Chapter 11
Q. 11.3
A closed-end thin-walled pressure vessel of some titanium alloy \left(\sigma_{y p}=800 MPa\right) has an inside diameter of 38 mm and a wall thickness of 2 mm. The cylinder is subjected to an internal pressure of p = 22.0 MPa and an axial load of P = 50.0 kN. Calculate the maximum value of the torque T that can be applied to the cylinder if the factor of safety against yielding using maximum shear stress criterion used is 1.90.
Step-by-Step
Verified Solution
We represent the thin-walled pressure vessel in Figure 11.21.
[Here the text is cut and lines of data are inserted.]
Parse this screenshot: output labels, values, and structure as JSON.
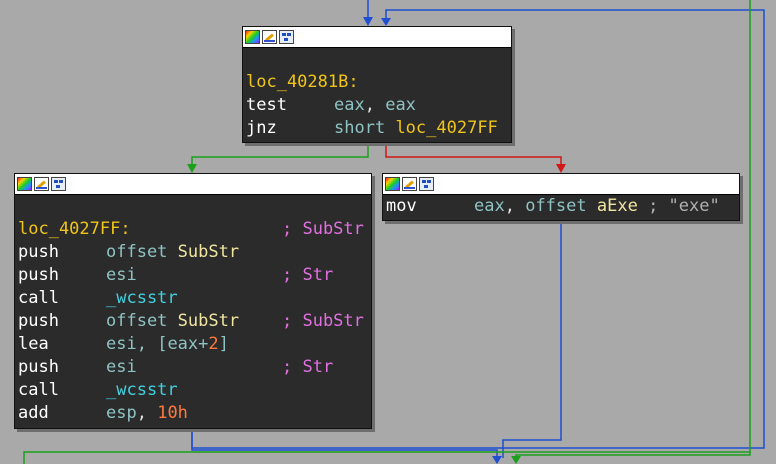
{
  "nodes": {
    "top": {
      "label": "loc_40281B:",
      "l1_mn": "test",
      "l1_a": "eax",
      "l1_s": ", ",
      "l1_b": "eax",
      "l2_mn": "jnz",
      "l2_kw": "short",
      "l2_sp": " ",
      "l2_t": "loc_4027FF"
    },
    "left": {
      "label": "loc_4027FF:",
      "label_comment": "; SubStr",
      "l1_mn": "push",
      "l1_kw": "offset",
      "l1_sp": " ",
      "l1_sym": "SubStr",
      "l2_mn": "push",
      "l2_reg": "esi",
      "l2_cm": "; Str",
      "l3_mn": "call",
      "l3_fn": "_wcsstr",
      "l4_mn": "push",
      "l4_kw": "offset",
      "l4_sp": " ",
      "l4_sym": "SubStr",
      "l4_cm": "; SubStr",
      "l5_mn": "lea",
      "l5_a": "esi",
      "l5_p1": ", [",
      "l5_r": "eax",
      "l5_plus": "+",
      "l5_n": "2",
      "l5_p2": "]",
      "l6_mn": "push",
      "l6_reg": "esi",
      "l6_cm": "; Str",
      "l7_mn": "call",
      "l7_fn": "_wcsstr",
      "l8_mn": "add",
      "l8_a": "esp",
      "l8_s": ", ",
      "l8_n": "10h"
    },
    "right": {
      "l1_mn": "mov",
      "l1_a": "eax",
      "l1_s": ", ",
      "l1_kw": "offset",
      "l1_sp": " ",
      "l1_sym": "aExe",
      "l1_cm": " ; ",
      "l1_str": "\"exe\""
    }
  },
  "edge_colors": {
    "true": "#1aa01a",
    "false": "#d01818",
    "normal": "#1f4fd0"
  }
}
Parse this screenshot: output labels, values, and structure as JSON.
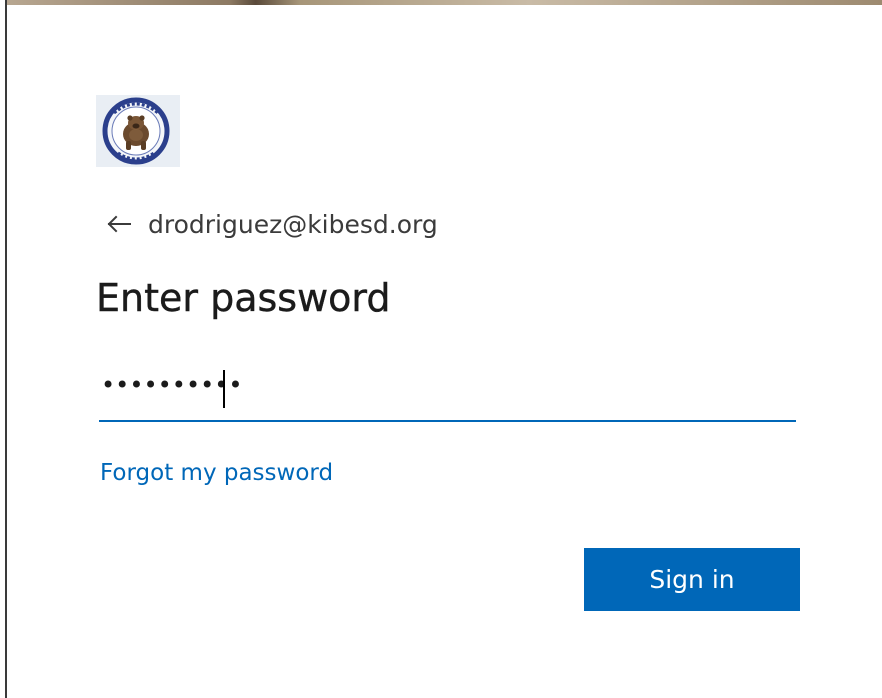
{
  "account": {
    "email": "drodriguez@kibesd.org"
  },
  "page": {
    "title": "Enter password"
  },
  "password_field": {
    "masked_value": "••••••••••"
  },
  "links": {
    "forgot_password": "Forgot my password"
  },
  "buttons": {
    "sign_in": "Sign in"
  },
  "icons": {
    "back": "arrow-left-icon",
    "logo": "school-district-logo"
  },
  "colors": {
    "accent": "#0067b8",
    "text": "#1b1b1b",
    "subtle_text": "#3b3b3b"
  }
}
The cylinder has inside diameter = 38 mm =d_i
and wall thickness = 2 mm.
So, the outside diameter of cylinder = (38 + 2 × 2) = 42 mm =d_o
The mean diameter of the vessel = 40 mm and the mean radius = r = 20 mm. Now,
\sigma_{x x}=\frac{p r}{t}=\frac{(22.0)(20)}{2}=220 MPa
\sigma_{y y}=\frac{4 P}{\pi\left(d_{ o }^2-d_{ i }^2\right)}+\frac{p r}{2 t}=\left[\frac{(4)(50) \times 10^3}{\pi\left(42^2-38^2\right)}+110\right]=308.94 MPa
and \tau_{x y}=\frac{T\left(d_{ o } / 2\right)}{\left[\pi\left(d_{ o }^4-d_{ i }^4\right)\right] / 32}=\frac{16 T d_{ o }}{\pi\left(d_{ o }^4-d_{ i }^4\right)}
or \tau_{x y}=\frac{(16)(42)}{\pi\left(42^4-38^4\right)} T=2.08\left(10^{-4}\right) T MPa (if T is in Nmm)
Now,
\tau_{\max }=\sqrt{\left\lgroup \frac{\sigma_{x x}-\sigma_{y y}}{2} \right\rgroup^2+\tau_{x y}^2}
and accordingly maximum shear stress criterion with factor of safety taken into consideration is
\tau_{\max }=\frac{\tau_{ yp }}{\text { factor of safety }}=\left\lgroup \frac{\sigma_{ yp }}{2} \right\rgroup\left\lgroup \frac{1}{\text { factor of safety }} \right\rgroup
\Rightarrow \sqrt{\left\lgroup \frac{220-308.94}{2}\right\rgroup ^2+\tau_{x y}^2}=\frac{800}{(2)(1.90)}
\Rightarrow \tau_{x y}=2.084\left(10^{-4}\right) T=205.78
⇒ T = 987408.67 Nmm
⇒ T = 987.41 Nmm
Hence, the applied torque on the pressure vessel is 987.41 Nm.